Member of the Legislative Assembly of Alberta
- In office June 29, 1955 – June 18, 1959
- Preceded by: Laudas Joly
- Succeeded by: Karl Nordstrom
- Constituency: Bonnyville

Personal details
- Born: December 22, 1908 Dilke, Saskatchewan
- Died: June 30, 1966 (aged 57)
- Party: Liberal
- Occupation: politician

= Jake Josvanger =

Canadian politician

Jake H. Josvanger (December 22, 1908 – June 30, 1966) was a former provincial and municipal level politician from Alberta, Canada. He served as a member of the Legislative Assembly of Alberta from 1955 to 1959 sitting with the Liberal caucus in opposition. He was also a municipal councilor for the Municipal District of Bonnyville No. 87.

==Political career==
Josvanger ran for a seat to the Legislative Assembly of Alberta in the provincial election as a candidate for the Liberals. He won the Bonnyville electoral district defeating two other candidates with just over 50% of the popular vote.

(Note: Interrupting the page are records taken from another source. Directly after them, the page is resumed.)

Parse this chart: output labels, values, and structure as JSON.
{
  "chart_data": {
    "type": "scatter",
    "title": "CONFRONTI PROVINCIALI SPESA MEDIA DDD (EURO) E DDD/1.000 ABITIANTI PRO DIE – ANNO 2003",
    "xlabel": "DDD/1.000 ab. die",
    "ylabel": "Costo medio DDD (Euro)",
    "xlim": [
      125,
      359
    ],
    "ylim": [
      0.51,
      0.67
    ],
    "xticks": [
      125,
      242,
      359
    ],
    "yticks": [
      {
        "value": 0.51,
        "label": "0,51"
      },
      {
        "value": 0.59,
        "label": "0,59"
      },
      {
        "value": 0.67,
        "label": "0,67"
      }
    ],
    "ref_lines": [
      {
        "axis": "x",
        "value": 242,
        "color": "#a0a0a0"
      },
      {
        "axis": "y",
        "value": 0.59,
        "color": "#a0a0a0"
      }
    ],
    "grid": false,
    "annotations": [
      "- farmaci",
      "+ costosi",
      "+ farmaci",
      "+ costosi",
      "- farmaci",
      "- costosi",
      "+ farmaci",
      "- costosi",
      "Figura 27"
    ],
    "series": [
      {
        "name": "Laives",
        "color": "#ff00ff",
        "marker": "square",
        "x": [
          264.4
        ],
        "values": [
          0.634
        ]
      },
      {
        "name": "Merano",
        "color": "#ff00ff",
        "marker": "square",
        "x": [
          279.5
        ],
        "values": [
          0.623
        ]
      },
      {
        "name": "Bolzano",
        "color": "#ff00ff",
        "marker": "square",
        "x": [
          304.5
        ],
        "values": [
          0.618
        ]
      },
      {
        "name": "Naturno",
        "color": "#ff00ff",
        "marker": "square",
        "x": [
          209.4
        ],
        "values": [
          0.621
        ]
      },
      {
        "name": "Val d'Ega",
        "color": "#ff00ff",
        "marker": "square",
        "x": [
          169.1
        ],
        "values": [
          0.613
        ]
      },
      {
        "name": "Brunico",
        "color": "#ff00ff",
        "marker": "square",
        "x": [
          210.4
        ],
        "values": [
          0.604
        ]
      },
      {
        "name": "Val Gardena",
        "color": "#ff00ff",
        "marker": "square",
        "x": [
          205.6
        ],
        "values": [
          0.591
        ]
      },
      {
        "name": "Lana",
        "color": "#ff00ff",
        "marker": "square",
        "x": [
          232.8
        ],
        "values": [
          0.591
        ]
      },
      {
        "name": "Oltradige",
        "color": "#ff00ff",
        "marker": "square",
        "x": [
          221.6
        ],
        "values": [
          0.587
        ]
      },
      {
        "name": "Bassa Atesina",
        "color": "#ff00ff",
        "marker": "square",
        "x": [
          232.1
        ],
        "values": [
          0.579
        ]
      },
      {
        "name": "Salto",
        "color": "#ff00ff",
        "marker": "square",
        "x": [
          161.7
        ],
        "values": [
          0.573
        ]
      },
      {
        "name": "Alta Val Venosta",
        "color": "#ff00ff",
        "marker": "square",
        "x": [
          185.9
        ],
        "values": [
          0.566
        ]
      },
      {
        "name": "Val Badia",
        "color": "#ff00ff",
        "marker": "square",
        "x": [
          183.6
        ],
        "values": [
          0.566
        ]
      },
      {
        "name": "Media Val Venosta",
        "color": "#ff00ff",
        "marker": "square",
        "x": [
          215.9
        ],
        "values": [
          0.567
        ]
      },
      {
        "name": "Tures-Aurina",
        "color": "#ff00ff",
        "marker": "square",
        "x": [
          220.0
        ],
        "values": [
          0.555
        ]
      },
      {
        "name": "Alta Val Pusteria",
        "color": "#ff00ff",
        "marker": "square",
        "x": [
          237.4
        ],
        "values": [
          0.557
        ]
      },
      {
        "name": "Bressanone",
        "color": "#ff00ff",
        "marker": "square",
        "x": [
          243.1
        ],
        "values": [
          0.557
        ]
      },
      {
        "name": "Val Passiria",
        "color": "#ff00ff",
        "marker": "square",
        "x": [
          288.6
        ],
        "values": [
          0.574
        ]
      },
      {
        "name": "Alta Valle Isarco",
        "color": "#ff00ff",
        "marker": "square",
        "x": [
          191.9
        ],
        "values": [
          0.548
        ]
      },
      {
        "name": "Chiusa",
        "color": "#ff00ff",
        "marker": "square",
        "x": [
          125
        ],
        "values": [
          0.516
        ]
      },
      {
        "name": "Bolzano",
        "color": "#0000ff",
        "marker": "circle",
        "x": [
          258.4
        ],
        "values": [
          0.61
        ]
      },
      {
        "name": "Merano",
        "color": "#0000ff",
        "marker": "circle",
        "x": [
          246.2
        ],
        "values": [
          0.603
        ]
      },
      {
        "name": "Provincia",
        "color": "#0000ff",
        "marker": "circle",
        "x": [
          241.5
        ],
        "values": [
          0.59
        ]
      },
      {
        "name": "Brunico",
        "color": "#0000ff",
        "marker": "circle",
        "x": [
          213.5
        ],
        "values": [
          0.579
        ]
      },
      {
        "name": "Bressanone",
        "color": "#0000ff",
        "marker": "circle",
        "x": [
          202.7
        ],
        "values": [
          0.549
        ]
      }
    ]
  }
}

He was elected later that year as a municipal councilor for the Municipal District of Bonnyville No. 87 in the first election held after its creation in 1955. Josvanger would serve both political posts.

Josvanger ran for a second term in provincial office in the 1959 Alberta general election. He was defeated by Social Credit candidate Karl Nordstrom, finishing second in the three way race.